II – referentes a benefícios fiscais destinados à manutenção ou ao incremento das atividades comerciais, desde que o beneficiário seja o real remetente da mercadoria, cujo prazo de fruição não poderá ultrapassar 31 de dezembro de 2022:
a) Lei n° 1.215, de 28 de novembro de 1996;
b) Lei Complementar n° 269, de 27 de dezembro de 2013, em relação ao art. 1°, que altera a alínea “a” do inciso V da Lei Complementar n° 55, de 9 de julho de 1997;
c) Decreto n° 927, de 9 de dezembro de 1996;
d) Decreto n° 1.760, de 29 de abril de 2011, em relação ao art. 1°, que acrescenta o art. 96-A ao Regulamento do ICMS, aprovado pelo Decreto n° 008, de 26 de janeiro de 1998;
e) Decreto n° 2.716, de 11 de junho de 2015, em relação ao art. 1°, na parte que acrescenta a alínea “d” ao inciso IV e altera oinciso VI do art. 93 e na que acrescenta o art. 184-H, todos do Regulamento do ICMS, aprovado pelo Decreto n° 008, de 26 de janeiro de 1998;
f) Portaria n° 334, de 25 de novembro de 2005; e
g) Portaria n° 285, de 10 de agosto de 2007.

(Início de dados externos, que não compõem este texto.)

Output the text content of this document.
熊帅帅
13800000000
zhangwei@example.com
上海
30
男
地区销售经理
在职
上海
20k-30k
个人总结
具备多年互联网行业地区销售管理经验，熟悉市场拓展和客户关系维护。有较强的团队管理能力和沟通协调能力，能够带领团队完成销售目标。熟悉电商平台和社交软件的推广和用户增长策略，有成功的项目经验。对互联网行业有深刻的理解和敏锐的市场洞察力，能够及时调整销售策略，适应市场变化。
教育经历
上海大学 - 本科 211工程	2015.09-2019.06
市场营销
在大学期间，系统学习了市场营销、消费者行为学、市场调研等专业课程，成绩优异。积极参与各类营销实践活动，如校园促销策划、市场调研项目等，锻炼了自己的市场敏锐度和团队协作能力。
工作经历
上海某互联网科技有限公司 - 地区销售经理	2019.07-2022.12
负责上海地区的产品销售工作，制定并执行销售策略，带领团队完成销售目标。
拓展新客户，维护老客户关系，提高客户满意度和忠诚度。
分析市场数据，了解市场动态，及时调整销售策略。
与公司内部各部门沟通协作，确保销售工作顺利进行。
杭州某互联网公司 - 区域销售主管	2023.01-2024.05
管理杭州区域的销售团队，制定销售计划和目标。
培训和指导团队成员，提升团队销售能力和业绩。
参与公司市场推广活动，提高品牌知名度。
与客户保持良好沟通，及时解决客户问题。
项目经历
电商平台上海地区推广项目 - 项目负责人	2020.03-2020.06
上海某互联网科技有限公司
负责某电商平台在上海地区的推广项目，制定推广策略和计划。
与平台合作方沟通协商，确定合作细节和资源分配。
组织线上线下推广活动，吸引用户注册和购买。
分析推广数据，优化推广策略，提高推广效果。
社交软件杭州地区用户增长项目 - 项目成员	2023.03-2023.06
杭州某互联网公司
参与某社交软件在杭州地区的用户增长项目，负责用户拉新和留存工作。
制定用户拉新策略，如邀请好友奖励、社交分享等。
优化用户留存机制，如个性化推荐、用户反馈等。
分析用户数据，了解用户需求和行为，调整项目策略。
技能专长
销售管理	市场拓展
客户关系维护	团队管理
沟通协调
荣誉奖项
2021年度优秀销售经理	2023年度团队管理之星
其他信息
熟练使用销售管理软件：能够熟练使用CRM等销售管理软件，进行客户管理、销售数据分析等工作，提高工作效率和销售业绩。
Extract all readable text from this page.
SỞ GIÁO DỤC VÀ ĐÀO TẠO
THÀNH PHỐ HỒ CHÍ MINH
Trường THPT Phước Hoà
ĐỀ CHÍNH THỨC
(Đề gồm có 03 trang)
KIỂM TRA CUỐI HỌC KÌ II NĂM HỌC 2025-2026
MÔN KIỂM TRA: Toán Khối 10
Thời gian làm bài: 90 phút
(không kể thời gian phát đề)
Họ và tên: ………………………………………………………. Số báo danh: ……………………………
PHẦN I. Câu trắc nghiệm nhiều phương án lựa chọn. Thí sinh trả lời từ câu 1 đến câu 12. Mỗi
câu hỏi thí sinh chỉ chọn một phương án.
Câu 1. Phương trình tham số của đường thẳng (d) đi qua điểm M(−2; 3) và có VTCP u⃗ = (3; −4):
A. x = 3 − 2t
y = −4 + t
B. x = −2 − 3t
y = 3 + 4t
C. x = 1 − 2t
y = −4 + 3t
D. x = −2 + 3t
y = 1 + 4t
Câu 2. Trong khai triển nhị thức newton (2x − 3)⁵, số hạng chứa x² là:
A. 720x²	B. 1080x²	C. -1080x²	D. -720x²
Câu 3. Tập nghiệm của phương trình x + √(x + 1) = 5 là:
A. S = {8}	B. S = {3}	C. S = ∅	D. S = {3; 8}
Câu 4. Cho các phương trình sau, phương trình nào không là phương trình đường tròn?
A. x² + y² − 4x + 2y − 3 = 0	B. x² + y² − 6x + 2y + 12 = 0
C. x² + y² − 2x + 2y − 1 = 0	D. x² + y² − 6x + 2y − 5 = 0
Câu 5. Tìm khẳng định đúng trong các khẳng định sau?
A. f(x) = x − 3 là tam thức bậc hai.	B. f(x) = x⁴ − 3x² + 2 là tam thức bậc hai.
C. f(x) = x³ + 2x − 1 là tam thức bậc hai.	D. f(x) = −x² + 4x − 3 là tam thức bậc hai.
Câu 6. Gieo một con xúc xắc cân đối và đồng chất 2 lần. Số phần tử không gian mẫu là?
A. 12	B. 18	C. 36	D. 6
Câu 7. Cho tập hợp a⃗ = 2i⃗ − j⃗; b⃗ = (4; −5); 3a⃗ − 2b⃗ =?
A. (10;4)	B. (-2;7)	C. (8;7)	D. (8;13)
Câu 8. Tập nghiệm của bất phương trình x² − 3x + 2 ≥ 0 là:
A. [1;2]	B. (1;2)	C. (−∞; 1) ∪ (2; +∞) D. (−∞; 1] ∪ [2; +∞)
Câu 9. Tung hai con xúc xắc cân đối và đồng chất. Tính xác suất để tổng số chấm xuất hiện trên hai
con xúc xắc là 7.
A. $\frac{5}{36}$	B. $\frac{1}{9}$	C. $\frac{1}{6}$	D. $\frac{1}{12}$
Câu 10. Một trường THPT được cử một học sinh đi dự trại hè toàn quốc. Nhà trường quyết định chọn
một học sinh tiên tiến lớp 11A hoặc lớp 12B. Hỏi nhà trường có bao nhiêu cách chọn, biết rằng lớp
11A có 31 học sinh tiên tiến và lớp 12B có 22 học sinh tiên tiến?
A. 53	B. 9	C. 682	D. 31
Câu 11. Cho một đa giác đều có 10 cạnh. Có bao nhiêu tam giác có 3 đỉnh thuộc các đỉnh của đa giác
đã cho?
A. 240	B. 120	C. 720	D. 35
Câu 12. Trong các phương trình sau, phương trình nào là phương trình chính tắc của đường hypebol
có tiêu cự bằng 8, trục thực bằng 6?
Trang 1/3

III – referentes aos demais benefícios fiscais, cujo prazo de fruição encerra-se em 31 de dezembro de 2018:
a) Lei n° 2.969, de 22 de julho de 2015;
b) Decreto n° 13.288, de 29 de novembro de 2005, em relação ao art. 2°;
c) Decreto n° 2.498, de 26 de maio de 2015, em relação ao art. 1°, que acrescenta o § 6° ao art. 5° do Regulamento do ICMS, aprovado pelo Decreto n° 008, de 26 de janeiro de 1998; e
d) Decreto n° 3.450, de 29 de setembro de 2015, em relação ao art. 1°, na parte que acrescenta o art. 48-A ao Regulamento do ICMS, aprovado pelo Decreto n° 008, de 26 de janeiro de 1998.
Parágrafo único. Em relação à Lei n° 1.215 de 1996, a reinstituição a que se refere à alínea “a” do inciso I aplica-se à atividade industrial e a alínea “a” do inciso II aplica-se à atividade comercial.
Art. 3° Na hipótese de haver divergência entre os termos finais dos prazos de fruição previstos na cláusula décima do Convênio ICMS n° 190/17 e a dos atos normativos ora reinstituídos, prevalecem as datas fixadas na mencionada cláusula décima.
Art. 4° Sobrevindo autorização em convênio ICMS firmado no âmbito do Conselho Nacional de Política Fazendária – CONFAZ para prorrogação ou manutenção de quaisquer dos benefícios fiscais por prazo superior ao previsto no art. 2° desta lei, fica o Poder Executivo autorizado a prorrogar ou manter a fruição dos benefícios fiscais de acordo com o novo prazo autorizado.
Art. 5° Os benefícios fiscais reinstituídos até o prazo previsto no inciso III do art. 2° desta lei, ficam revogados a partir de 1° de janeiro de 2019, salvo na hipótese de autorização para prorrogação ou manutenção na forma do art. 4° desta lei.
Art. 6° Esta Lei entra em vigor na data de sua publicação.
Rio Branco-Acre, 24 de dezembro de 2018, 130° da República, 116° do Tratado de Petrópolis e 57° do Estado do Acre.